Let's take a quick look at the closing of#USstocks in the early morning. The S&P and Nasdaq fell, the Russell 2000 led the gains, and the Dow Jones followed closely behind.
A friend asked me about this today, so I'll explain it here.
The Russell 2000 is part of the Russell 3000 Index, but unlike the Russell 3000, the Russell 2000 records companies with smaller market capitalization in the U.S. stock market and can be regarded as the small-cap stock market.
The Dow Jones Index is the oldest U.S. stock index with the widest coverage, and also represents the rise and fall of the real economy.
Why should we pay attention to US stocks? Why should we pay attention to Russell and Dow Jones?
1. After the AI technology stocks fell last week, although the crypto market did not follow the U.S. stock market, the U.S. stock market can still reflect the investor sentiment during U.S. trading hours. For example, the initial decline on Wednesday and Thursday this week showed that U.S. investors were pessimistic, especially on Wednesday. The sentiment during U.S. trading hours was weak, and the U.S. stock and crypto market fell at the same time. It was not a follow-up decline, but the investment sentiment was really not high.

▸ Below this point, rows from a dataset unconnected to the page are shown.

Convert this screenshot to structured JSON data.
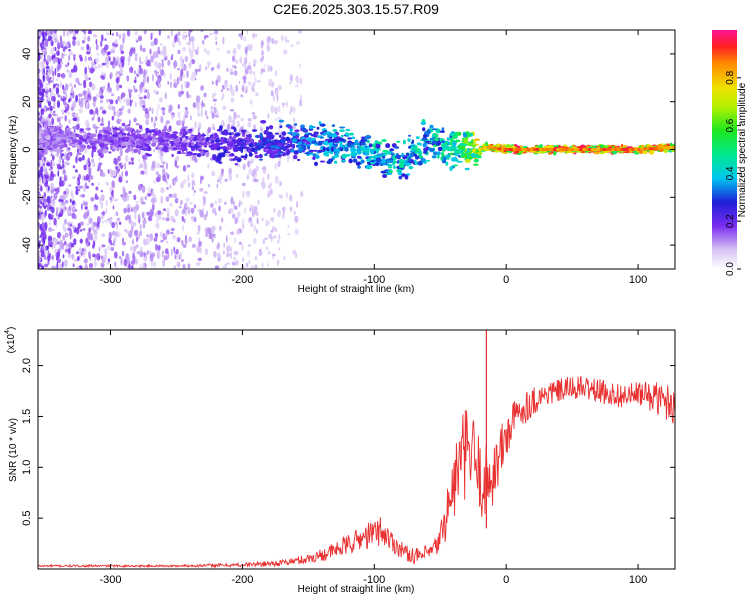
{
  "title": "C2E6.2025.303.15.57.R09",
  "chart_data": [
    {
      "type": "heatmap",
      "name": "spectrogram",
      "xlabel": "Height of straight line (km)",
      "ylabel": "Frequency (Hz)",
      "xlim": [
        -355,
        128
      ],
      "ylim": [
        -50,
        50
      ],
      "xticks": [
        -300,
        -200,
        -100,
        0,
        100
      ],
      "yticks": [
        -40,
        -20,
        0,
        20,
        40
      ],
      "colorbar": {
        "label": "Normalized spectral amplitude",
        "range": [
          0,
          1
        ],
        "ticks": [
          "0.0",
          "0.2",
          "0.4",
          "0.6",
          "0.8"
        ],
        "tick_values": [
          0.0,
          0.2,
          0.4,
          0.6,
          0.8
        ]
      },
      "ridge": {
        "x": [
          -355,
          -300,
          -250,
          -215,
          -180,
          -150,
          -120,
          -100,
          -80,
          -60,
          -40,
          -25,
          -15,
          0,
          50,
          100,
          128
        ],
        "freq": [
          5,
          4,
          4,
          2,
          3,
          4,
          2,
          -2,
          -5,
          4,
          0,
          -1,
          1,
          0,
          0,
          0,
          1
        ],
        "amplitude": [
          0.15,
          0.18,
          0.2,
          0.25,
          0.3,
          0.35,
          0.4,
          0.45,
          0.45,
          0.45,
          0.5,
          0.7,
          0.85,
          0.9,
          0.9,
          0.9,
          0.85
        ]
      }
    },
    {
      "type": "line",
      "name": "snr",
      "xlabel": "Height of straight line (km)",
      "ylabel": "SNR (10 * v/v)",
      "scale_label": "(x10",
      "scale_exp": "4",
      "scale_close": ")",
      "xlim": [
        -355,
        128
      ],
      "ylim": [
        0,
        2.35
      ],
      "xticks": [
        -300,
        -200,
        -100,
        0,
        100
      ],
      "yticks": [
        0.5,
        1.0,
        1.5,
        2.0
      ],
      "ytick_labels": [
        "0.5",
        "1.0",
        "1.5",
        "2.0"
      ],
      "series": [
        {
          "name": "SNR",
          "color": "#e83030",
          "x": [
            -355,
            -250,
            -200,
            -170,
            -150,
            -130,
            -110,
            -95,
            -85,
            -75,
            -65,
            -55,
            -50,
            -45,
            -40,
            -35,
            -30,
            -25,
            -20,
            -15,
            -10,
            -5,
            0,
            5,
            10,
            20,
            30,
            40,
            50,
            60,
            70,
            80,
            90,
            100,
            110,
            120,
            128
          ],
          "y": [
            0.03,
            0.03,
            0.04,
            0.06,
            0.1,
            0.18,
            0.3,
            0.38,
            0.25,
            0.15,
            0.12,
            0.18,
            0.3,
            0.55,
            0.8,
            1.05,
            1.15,
            1.1,
            0.9,
            0.85,
            0.95,
            1.1,
            1.3,
            1.45,
            1.55,
            1.65,
            1.72,
            1.75,
            1.78,
            1.78,
            1.75,
            1.72,
            1.7,
            1.72,
            1.7,
            1.65,
            1.62
          ],
          "noise": [
            0.01,
            0.01,
            0.02,
            0.03,
            0.05,
            0.08,
            0.12,
            0.15,
            0.1,
            0.08,
            0.08,
            0.1,
            0.15,
            0.25,
            0.35,
            0.45,
            0.45,
            0.45,
            0.4,
            0.4,
            0.35,
            0.3,
            0.25,
            0.2,
            0.18,
            0.15,
            0.12,
            0.12,
            0.12,
            0.12,
            0.12,
            0.12,
            0.12,
            0.12,
            0.15,
            0.18,
            0.2
          ],
          "spike": {
            "x": -15,
            "y": 2.35
          }
        }
      ]
    }
  ]
}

2. The reason why we pay attention to Russell and Dow Jones is that they are used as a basis for judging the market risk sentiment in the current stage of the correction of technology stocks. If the market falls generally, and the S&P and Nasdaq lead the decline, it proves that the overall risk investment sentiment is relatively poor. On the contrary, if the S&P and Nasdaq fall, while the small-cap Russell 2000 and the real sector Dow Jones rise, it means that the investment sentiment is active, and funds flow out of large-cap technology stocks and flow into small-cap stocks and the real industry.
Because the bull market in the U.S. stock market since last year was driven by the technology sector, and it was under high interest rates and high inflation. Recently, the probability of Trump's victory has increased. Many people believe that the U.S. economy will be better in the future. With interest rate cuts and lower inflation, more people may withdraw funds from technology stocks and invest in small-cap stocks or real enterprises because they are still at a relative bottom. After the interest rate cuts, the economy will rebound quickly and profits will be better.
Therefore, once the Russell is formed, the Dow Jones Industrial Average rises and other stock indexes fall, it proves that risk sentiment is good and risk markets in other areas will usher in capital flows out of technology stocks.
At present, the overall flow order of funds in the United States is:
Technology stocks → Small-cap stocks/real stocks → ETF (stock type) → ETF (crypto type) → crypto market,
The core of this flow process is that the market lacks liquidity under high interest rates, or a lot of silent capital is inactive. Similar to the trend of cryptocurrencies from last year to this year, it is often only after#BTCrises sharply that high-level turnover occurs, and the extra profitable funds will go to the copycat market, the first-level local dog market, or the MEME market.
However, the above judgment of the US stock market is only temporary, not a fixed thinking logic, and is only suitable for the current stage. After the second quarter earnings season of the US stock market, technology stocks will inevitably rise again. After all, the previous wealth creation effect was too good. At that time, this thinking will change, and then I will interpret it according to the situation.